I'm an English professor in my day job, and I focus on eighteenth-century literature -- roughly Bach's own historical moment, but in England. People in eighteenth century England (and, really, throughout Europe) were obsessed with tales of curiosity and wonder from the world around them. Travel literature describing the diversity of life and experience in an increasingly global society was hugely popular (second only to sermons on eighteenth-century bestseller lists). These armchair travelers also tried to capture the astonishing variety of the world in what they called "cabinets of curiosity" -- personal collections that were essentially tiny museums of physical wonders from around the globe, collected from an ever-expanding universe of things available as trade and travel routes opened and grew.

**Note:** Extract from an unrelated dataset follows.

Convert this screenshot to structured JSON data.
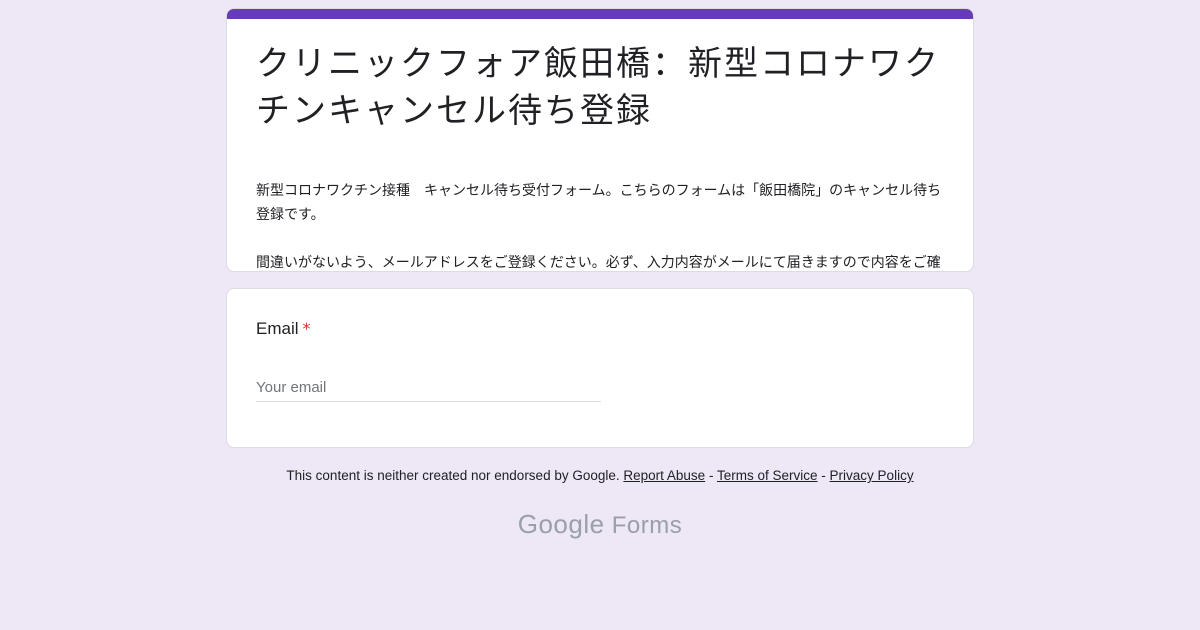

Bach was a lifelong German who moved only within a limited scope as he climbed the musical-career ladder, so he wasn't exactly participating in this eighteenth-century wanderlust. Nonetheless, I see him as very much a man of his moment, because the diversity of the B Minor Mass feels to me like his particular version of the 18th-century curiosity cabinet -- a mélange of styles and modes that gathers together, in one place, a remarkable sampler of what was most curious, interesting, and best from his contemporary and historical musical scene.
In some ways I think of Chorale itself as this kind of "cabinet of curiosity." Its sixty singers -- relatively few of whom are officially "singers" in a vocational sense -- represent a surprising range of experience, training, geography, career, age, and more. Yet, gathered together in weekly rehearsals and, finally, in our concerts, Chorale turns this diversity into a focused and unified sound that (if all goes well) connects our audience with some of the finest wonders of our musical heritage. The B Minor Mass surely is one of those, and I look forward to joining with Chorale, our soloists, and our orchestra next weekend to recreate Bach's wonder yet again.
Bonnie Gunzenhauser teaches English at Roosevelt University in Chicago by day, and sings alto by night.